McNamee has said he obtained such drugs from Radomski, and the dealer testified that he sold them to the coach. Clemens is accused of lying to Congress in 2008 when he denied taking performance-enhancing drugs.
During cross-examination, defense attorney Michael Attanasio focused on a crumpled mailing slip that Radomski said he discovered under a television in July 2008 — nearly three years after federal agents apparently missed it during a raid on his home.
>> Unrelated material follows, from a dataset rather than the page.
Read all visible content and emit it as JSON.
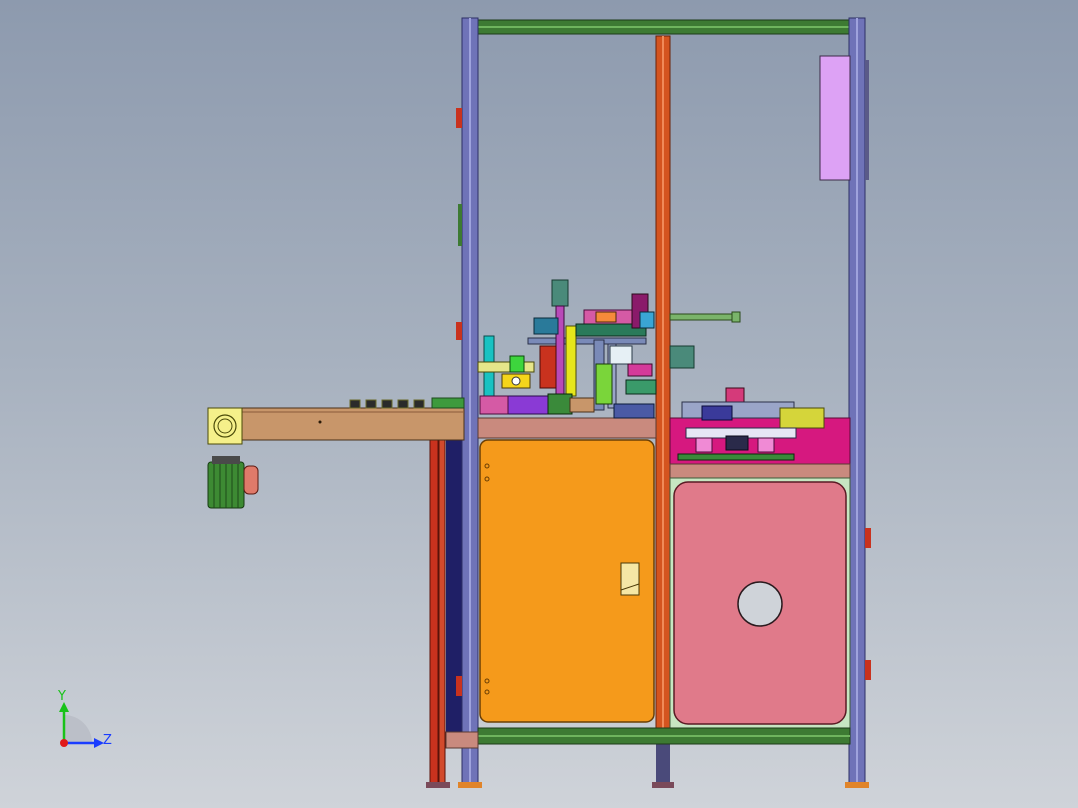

The label was addressed to “B. McNamee” at Clemens’s home in Texas.
Radomski testified that the label was torn from a receipt for a package he shipped to the McNamee at Clemens’s Houston-area home in 2003. The package contained HGH and needles, Radomski testified, but the label was not dated and did not have a tracking number.
Prosecutors say Clemens last took steroids in 2001. His wife Debbie took HGH in preparation for a photo shoot for the 2003 Sports Illustrated swimsuit issue.
Radomski, a colorful witness who spoke in a thick Bronx accent, said he ripped off the label so he could put it in his address book. But he testified he was not sure why it was instead placed in an envelope with signed photographs of Clemens and pitcher Andy Pettitte.
Radomski intended to give the photos to his nephew, he testified.
Though Radomski told jurors the envelope slipped under the television by accident, his book says he “obviously” had hidden the envelope there to reduce the chances of it being discovered by authorities.
“Your testimony is that it got there accidentally. You said something totally different in your book,” Attanasio said. “Is it a lie?”
“I didn’t hide nothing. Why would I hide it?” Radomski replied.
Radomski then challenged Attanasio: “Did you ever write a book? Write a book!” See how they turn things.”
McNamee, who is expected to testify as early as Monday, is considered the government’s star witness because he is the only person with firsthand knowledge of Clemens’s alleged steroid use.
Clemens’s trial, which started with opening statements on April 23, has often felt like a slog and U.S. District Judge Reggie B. Walton has told prosecutors and defense lawyers they were boring jurors. One juror was dismissed from the panel of 12 jurors and four alternates Wednesday after the judge caught him sleeping.